- Born: 1980 (age 45–46)
- Education: Columbia University
- Occupations: writer, political reporter
- Spouse: Matthew Stuart
- Children: 3

= Elizabeth Holmes (writer) =

American writer and journalist (born 1980)

Elizabeth Holmes (born 1980) is an American writer and journalist based in Los Angeles, California. Known for her coverage of British royal style and fashion messaging, her bestselling debut book, HRH: So Many Thoughts on Royal Style, was published in November 2020. Her work has also appeared in The New York Times, Town & Country, Real Simple, and InStyle.

== Early life and education ==
Holmes graduated from St. Olaf College in Northfield, Minnesota and received a master’s in journalism from the Graduate School of Journalism at Columbia University.

== Journalism ==
In 2006, Holmes started at The Wall Street Journal as a reporting assistant and then became a political reporter following John McCain, Sarah Palin, and Mitt Romney throughout the 2008 presidential campaign. After the election, Holmes joined The Wall Street Journals corporate team, reporting on major retailers and apparel makers. Her final role at The Wall Street Journal was as a senior style reporter and columnist focusing on the business of fashion and beauty. While at The Wall Street Journal, Holmes hosted a how-to web video series, #THIS, with Elizabeth Holmes.

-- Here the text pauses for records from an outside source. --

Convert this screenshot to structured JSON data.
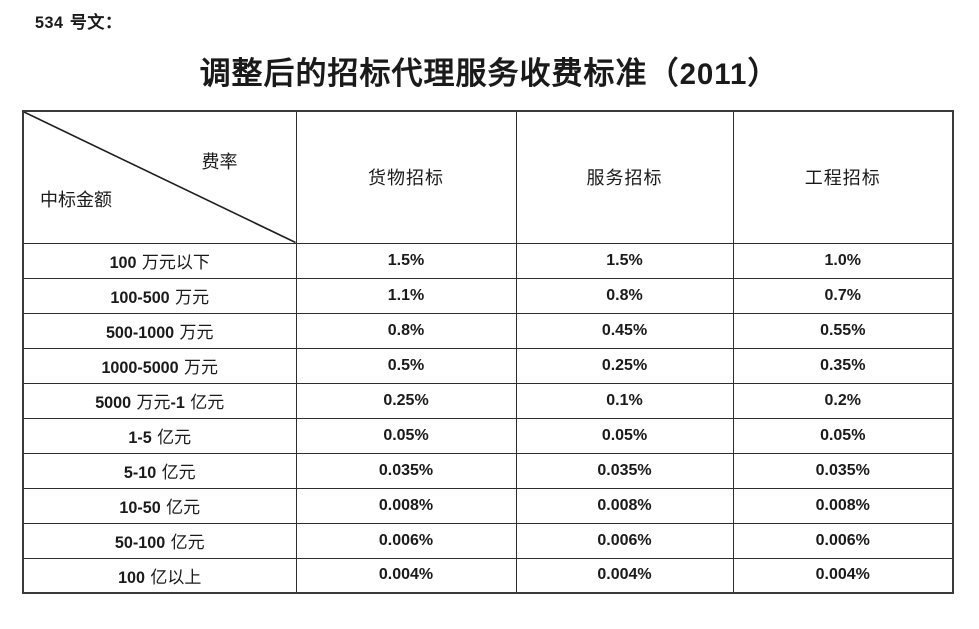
{
  "page": {
    "doc_ref": "534 号文：",
    "title": "调整后的招标代理服务收费标准（2011）"
  },
  "colors": {
    "ink": "#1a1a1a",
    "table_border": "#3a3a3a",
    "background": "#ffffff"
  },
  "table": {
    "corner": {
      "top_right_label": "费率",
      "bottom_left_label": "中标金额"
    },
    "columns": [
      "货物招标",
      "服务招标",
      "工程招标"
    ],
    "rows": [
      {
        "label": "100 万元以下",
        "values": [
          "1.5%",
          "1.5%",
          "1.0%"
        ]
      },
      {
        "label": "100-500 万元",
        "values": [
          "1.1%",
          "0.8%",
          "0.7%"
        ]
      },
      {
        "label": "500-1000 万元",
        "values": [
          "0.8%",
          "0.45%",
          "0.55%"
        ]
      },
      {
        "label": "1000-5000 万元",
        "values": [
          "0.5%",
          "0.25%",
          "0.35%"
        ]
      },
      {
        "label": "5000 万元-1 亿元",
        "values": [
          "0.25%",
          "0.1%",
          "0.2%"
        ]
      },
      {
        "label": "1-5 亿元",
        "values": [
          "0.05%",
          "0.05%",
          "0.05%"
        ]
      },
      {
        "label": "5-10 亿元",
        "values": [
          "0.035%",
          "0.035%",
          "0.035%"
        ]
      },
      {
        "label": "10-50 亿元",
        "values": [
          "0.008%",
          "0.008%",
          "0.008%"
        ]
      },
      {
        "label": "50-100 亿元",
        "values": [
          "0.006%",
          "0.006%",
          "0.006%"
        ]
      },
      {
        "label": "100 亿以上",
        "values": [
          "0.004%",
          "0.004%",
          "0.004%"
        ]
      }
    ]
  }
}
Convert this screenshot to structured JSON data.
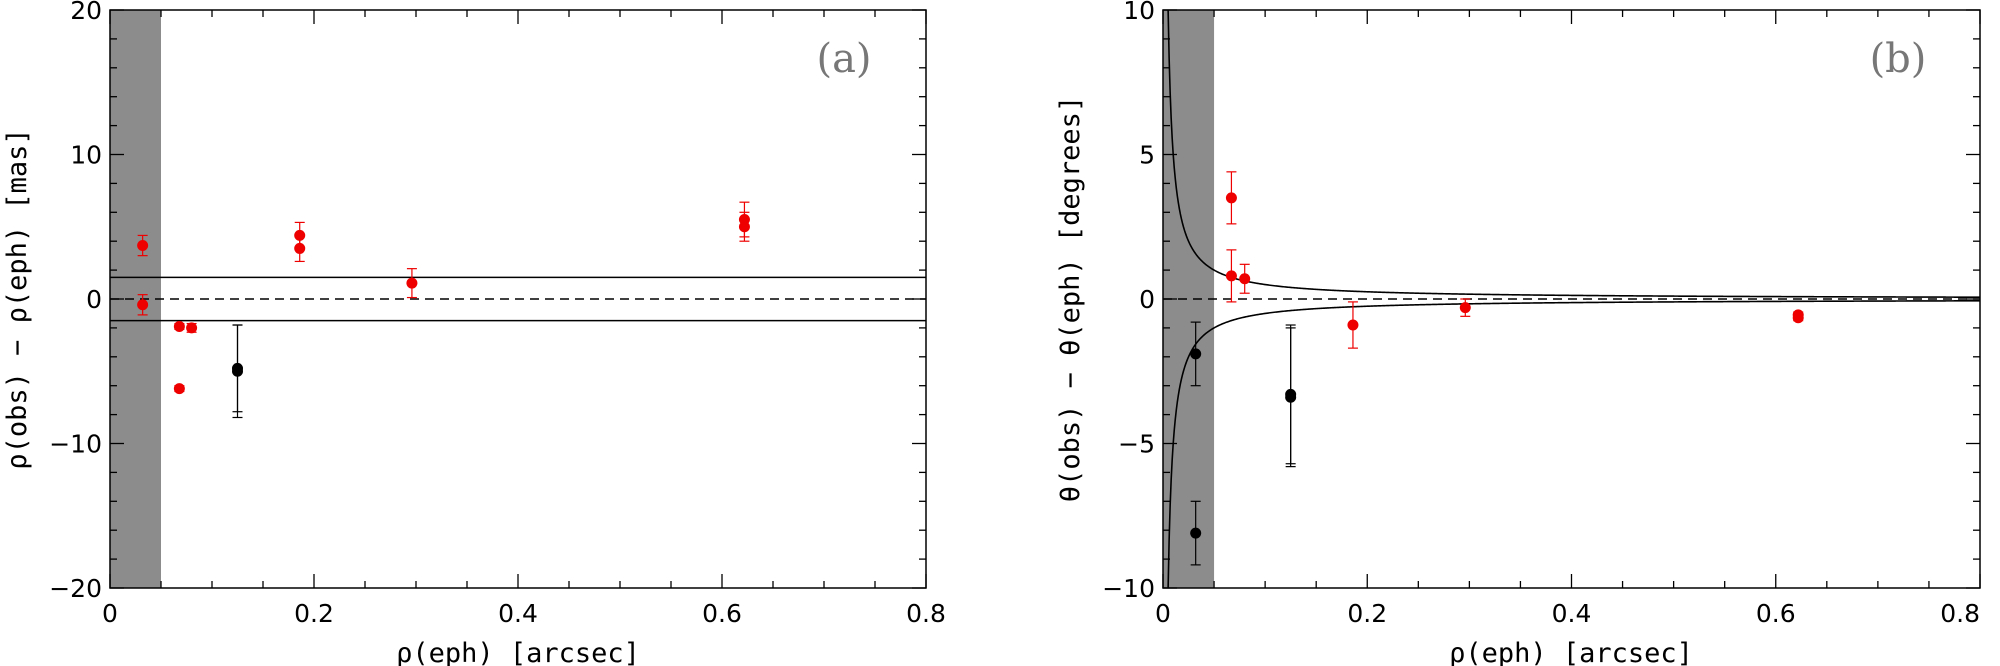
{
  "chart_data": [
    {
      "type": "scatter",
      "panel_label": "(a)",
      "xlabel": "ρ(eph)  [arcsec]",
      "ylabel": "ρ(obs) − ρ(eph)  [mas]",
      "xlim": [
        0,
        0.8
      ],
      "ylim": [
        -20,
        20
      ],
      "x_ticks": [
        0,
        0.2,
        0.4,
        0.6,
        0.8
      ],
      "x_tick_labels": [
        "0",
        "0.2",
        "0.4",
        "0.6",
        "0.8"
      ],
      "y_ticks": [
        -20,
        -10,
        0,
        10,
        20
      ],
      "y_tick_labels": [
        "−20",
        "−10",
        "0",
        "10",
        "20"
      ],
      "shaded_region": {
        "x0": 0,
        "x1": 0.05,
        "color": "#8c8c8c"
      },
      "reference_lines": [
        {
          "y": 0,
          "style": "dashed"
        },
        {
          "y": 1.5,
          "style": "solid"
        },
        {
          "y": -1.5,
          "style": "solid"
        }
      ],
      "series": [
        {
          "name": "red",
          "color": "#ee0000",
          "points": [
            {
              "x": 0.032,
              "y": 3.7,
              "err": 0.7
            },
            {
              "x": 0.032,
              "y": -0.4,
              "err": 0.7
            },
            {
              "x": 0.068,
              "y": -1.9,
              "err": 0.2
            },
            {
              "x": 0.068,
              "y": -6.2,
              "err": 0.2
            },
            {
              "x": 0.08,
              "y": -2.0,
              "err": 0.3
            },
            {
              "x": 0.186,
              "y": 4.4,
              "err": 0.9
            },
            {
              "x": 0.186,
              "y": 3.5,
              "err": 0.9
            },
            {
              "x": 0.296,
              "y": 1.1,
              "err": 1.0
            },
            {
              "x": 0.622,
              "y": 5.5,
              "err": 1.2
            },
            {
              "x": 0.622,
              "y": 5.0,
              "err": 1.0
            }
          ]
        },
        {
          "name": "black",
          "color": "#000000",
          "points": [
            {
              "x": 0.125,
              "y": -4.8,
              "err": 3.0
            },
            {
              "x": 0.125,
              "y": -5.0,
              "err": 3.2
            }
          ]
        }
      ]
    },
    {
      "type": "scatter",
      "panel_label": "(b)",
      "xlabel": "ρ(eph)  [arcsec]",
      "ylabel": "θ(obs) − θ(eph)  [degrees]",
      "xlim": [
        0,
        0.8
      ],
      "ylim": [
        -10,
        10
      ],
      "x_ticks": [
        0,
        0.2,
        0.4,
        0.6,
        0.8
      ],
      "x_tick_labels": [
        "0",
        "0.2",
        "0.4",
        "0.6",
        "0.8"
      ],
      "y_ticks": [
        -10,
        -5,
        0,
        5,
        10
      ],
      "y_tick_labels": [
        "−10",
        "−5",
        "0",
        "5",
        "10"
      ],
      "shaded_region": {
        "x0": 0,
        "x1": 0.05,
        "color": "#8c8c8c"
      },
      "reference_lines": [
        {
          "y": 0,
          "style": "dashed"
        }
      ],
      "envelope": {
        "form": "y = ± k / x",
        "k": 0.05
      },
      "series": [
        {
          "name": "red",
          "color": "#ee0000",
          "points": [
            {
              "x": 0.067,
              "y": 3.5,
              "err": 0.9
            },
            {
              "x": 0.067,
              "y": 0.8,
              "err": 0.9
            },
            {
              "x": 0.08,
              "y": 0.7,
              "err": 0.5
            },
            {
              "x": 0.186,
              "y": -0.9,
              "err": 0.8
            },
            {
              "x": 0.296,
              "y": -0.3,
              "err": 0.3
            },
            {
              "x": 0.622,
              "y": -0.55,
              "err": 0.1
            },
            {
              "x": 0.622,
              "y": -0.65,
              "err": 0.1
            }
          ]
        },
        {
          "name": "black",
          "color": "#000000",
          "points": [
            {
              "x": 0.032,
              "y": -1.9,
              "err": 1.1
            },
            {
              "x": 0.032,
              "y": -8.1,
              "err": 1.1
            },
            {
              "x": 0.125,
              "y": -3.3,
              "err": 2.4
            },
            {
              "x": 0.125,
              "y": -3.4,
              "err": 2.4
            }
          ]
        }
      ]
    }
  ]
}
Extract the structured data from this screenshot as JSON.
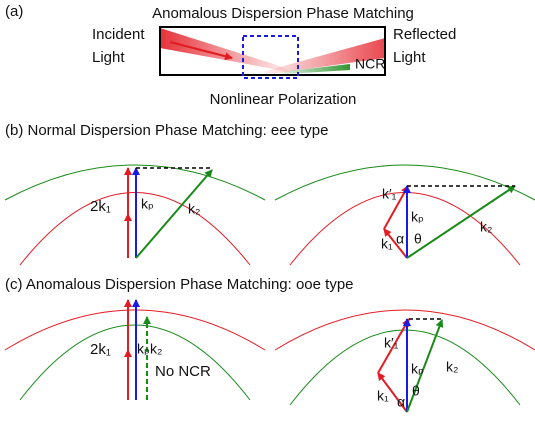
{
  "panel_a": {
    "label": "(a)",
    "title": "Anomalous Dispersion Phase Matching",
    "incident": [
      "Incident",
      "Light"
    ],
    "reflected": [
      "Reflected",
      "Light"
    ],
    "ncr": "NCR",
    "caption": "Nonlinear Polarization"
  },
  "panel_b": {
    "title": "(b) Normal Dispersion Phase Matching: eee type",
    "left": {
      "two_k1": "2k₁",
      "kp": "kₚ",
      "k2": "k₂"
    },
    "right": {
      "k1_prime": "k′₁",
      "kp": "kₚ",
      "k1": "k₁",
      "k2": "k₂",
      "alpha": "α",
      "theta": "θ"
    }
  },
  "panel_c": {
    "title": "(c) Anomalous Dispersion Phase Matching: ooe type",
    "left": {
      "two_k1": "2k₁",
      "kp": "kₚ",
      "k2": "k₂",
      "no_ncr": "No NCR"
    },
    "right": {
      "k1_prime": "k′₁",
      "kp": "kₚ",
      "k1": "k₁",
      "k2": "k₂",
      "alpha": "α",
      "theta": "θ"
    }
  }
}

In 2017, Holmes transitioned to a freelance career, contributing regularly to The New York Times, Town & Country, Real Simple, and InStyle.

== "So Many Thoughts" ==
Holmes started the Instagram series "So Many Thoughts", a sartorial commentary series on the British royal family on Instagram Stories in 2017. The series annotates pictures of the Catherine, Duchess of Cambridge and Meghan, Duchess of Sussex, with a focus on decoding the messages behind royal fashion choices. In the podcast Second Life by the website Who What Wear, Holmes explains,"Sometimes people ask, 'Why do you care so much about what they're wearing?' I care because they care, because they're putting a lot of thought into it because they recognize, good or bad, that this attention is there. And they're going to harness it to further their purpose."The series won a Webby Award in 2019.

Holmes has also written feature articles covering the portrayal of the British aristocracy in TV and film, including The Crown and Downton Abbey.

In November 2020, Holmes published her first book, HRH: So Many Thoughts on Royal Style, which expands on her Instagram series. The book covers the style, branding, and positioning of Queen Elizabeth II, Diana, Princess of Wales, Catherine, Duchess of Cambridge, and Meghan, Duchess of Sussex. HRH: So Many Thoughts on Royal Style made the New York Times Bestseller on the list for Nonfiction.

In an interview with Parade magazine, Holmes explains that unraveling the meaning behind royal style choices shows respect to their efforts:“They need to impress and wow and draw attention to what they’re doing because it’s a real opportunity. And they’re looking at it as part of their duties. It contributes to the overall mission of serving the crown and the country, and when you look at fashion through that lens, it’s a really powerful thing.”

== Personal life ==
Holmes lives in Los Angeles, California with her husband Matthew Stuart and three children.